The need to invest outside of Canada is one of those permanent truths that goes permanently unheeded.

Canadian investors remain overly disposed to Canadian investments, an imbalance likely made worse by this year's outperformance of the S&P/TSX composite index.

With the U.S. economic outlook brightening, and the valuation discount that made Canadian stocks cheap by comparison at the start of the year now virtually eliminated, there may be renewed cause to reduce domestic exposure.

While Canada represents just 3.6 per cent of the world's stock market capitalization, Canadian investors reserved a 59-per-cent allocation of their equity holdings for the comforts of home, according to a recent Vanguard report, citing International Monetary Fund figures.

"Home bias is a recognized global phenomenon, preventing domestic investors from being fully diversified across global markets," the report said. "In addition, this bias is often conscious and intentional, with investors actively overweighting domestic holdings at the expense of foreign securities."

There are some clear implications to that kind of investing disposition.

The first is security concentration. As Vanguard noted, the top 10 holdings in Canada make up nearly 36 per cent of the index.

Second, Canadian-biased investors risk concentration among sectors. The energy and financial sectors together account for 60 per cent of the market capitalization of the S&P/TSX composite index.

"Consumer, health care, biotech and to some degree technology, you can't find in Canada," said Mike Newton, a portfolio manager at ScotiaMcLeod. "There are a few, but everybody chases them."

Maintaining a 60-per-cent weighting in Canadian stocks closes off Canadian investors to many solid foreign enterprises, he said. "I seek out phenomenal companies, and when you do that with a rational methodology, you're not going to find yourself investing in a lot of Canadian companies."
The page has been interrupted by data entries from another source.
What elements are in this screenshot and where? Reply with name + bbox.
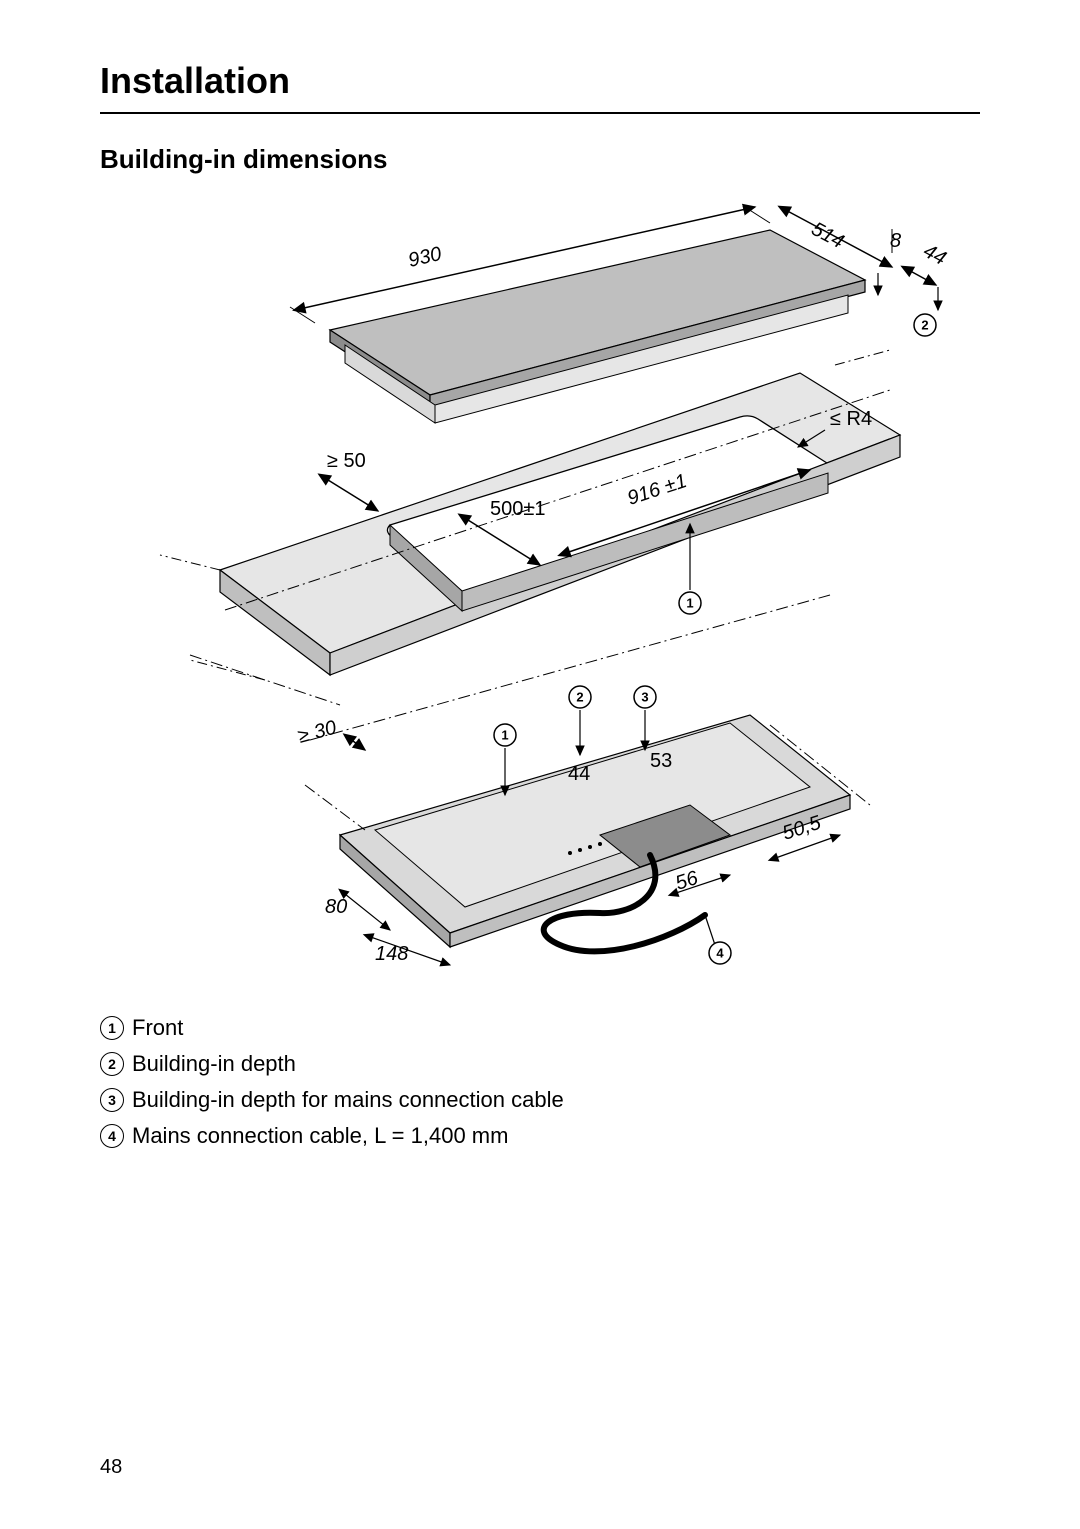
legend-num-icon: 1 [100,1016,124,1040]
svg-text:1: 1 [501,728,508,743]
dim-cutout-front: ≥ 50 [327,450,366,472]
legend-item: 1 Front [100,1015,980,1041]
legend-item: 2 Building-in depth [100,1051,980,1077]
dim-56: 56 [673,867,702,895]
dim-under-44: 44 [568,763,590,785]
callout-1-bot: 1 [494,724,516,746]
svg-text:3: 3 [641,690,648,705]
legend-text: Front [132,1015,183,1041]
svg-text:2: 2 [921,318,928,333]
callout-1-mid: 1 [679,592,701,614]
dim-top-width: 930 [406,243,443,272]
legend-text: Building-in depth [132,1051,296,1077]
legend-text: Building-in depth for mains connection c… [132,1087,564,1113]
section-subtitle: Building-in dimensions [100,144,980,175]
title-rule [100,112,980,114]
dim-under-clear: ≥ 30 [296,717,339,748]
legend-num-icon: 2 [100,1052,124,1076]
callout-2-top: 2 [914,314,936,336]
underside [340,715,850,951]
callout-2-bot: 2 [569,686,591,708]
dim-top-depth: 514 [808,218,848,253]
legend-item: 4 Mains connection cable, L = 1,400 mm [100,1123,980,1149]
svg-text:2: 2 [576,690,583,705]
legend-list: 1 Front 2 Building-in depth 3 Building-i… [100,1015,980,1149]
page-title: Installation [100,60,980,102]
dim-cutout-depth: 500±1 [490,498,545,520]
callout-4: 4 [709,942,731,964]
dim-corner-radius: ≤ R4 [830,408,872,430]
svg-text:4: 4 [716,946,724,961]
callout-3-bot: 3 [634,686,656,708]
dimensions-diagram: 930 514 8 44 2 [130,195,950,985]
legend-num-icon: 3 [100,1088,124,1112]
dim-edge-44: 44 [920,240,950,270]
dim-148: 148 [375,943,408,965]
legend-item: 3 Building-in depth for mains connection… [100,1087,980,1113]
dim-edge-8: 8 [890,230,901,252]
page-number: 48 [100,1456,122,1479]
legend-text: Mains connection cable, L = 1,400 mm [132,1123,508,1149]
dim-under-53: 53 [650,750,672,772]
dim-80: 80 [325,896,347,918]
svg-text:1: 1 [686,596,693,611]
legend-num-icon: 4 [100,1124,124,1148]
Granted, Canadian home bias may have served investors well this year. The S&P/TSX composite index is up by 14.3 per cent year to date, compared with an 8.6-per-cent gain for the S&P 500.

But that outperformance may be running out of steam, according to Gluskin Sheff chief economist David Rosenberg. Back in February, Mr. Rosenberg argued that Canadian stocks were trading at an "epic" discount to U.S. stocks.

"Most, though not all, of the valuation attractiveness of the TSX had commanded over the S&P 500 has vanished in recent months," he said last month in a newsletter. That assertion was based on the latest PEG ratio of the two markets, which is designed to provide a more complete picture of valuations by dividing the price-to-earnings ratio by expected earnings growth rates.

A way to reduce exposure to Canada would be to invest directly in high-quality foreign stocks, Mr. Newton said.

"Some argue that if you just buy great global companies, you're returns are going to be limited because everybody is there already. I think that's a bunch of baloney, I'd still rather own a great company."

World-travelling ETF

One possible workaround for Canadian home bias is the relatively new Vanguard FTSE All-World ex Canada ETF, a Toronto-listed fund that invests in mid- and large-cap stocks from developed and emerging markets – everywhere but Canada.

"If you're looking for something that maximizes non-Canadian exposure, this is it," said John DeGoey, vice-president and associate portfolio manager at BBSL. "Simplicity, that's the advantage. It allows you to get access to the whole world."

The ETF, which began trading in July, gives investors the chance to eliminate home bias with a single security. It invests in four separate U.S.-listed ETFs focused on the U.S., Europe, Asia Pacific and emerging markets, respectively.

There are withholding taxes to consider, as well as currency exposure. And at 0.25 per cent, the management fees on this ETF are higher than on the component funds, but the reduced transaction fees in buying a single security probably offset that, Mr. DeGoey said. "If you buy them individually, it might cost you money to rebalance, and it might trigger some capital gains if they're in a taxable account."

For investors looking for diversification in a single purchase, the ex-Canada ETF is a good choice, Mr. Newton said, but he noted that the ETF tracks an index that includes about 2,900 stocks in 46 countries. "That vehicle becomes a macro call on the world economy," he said.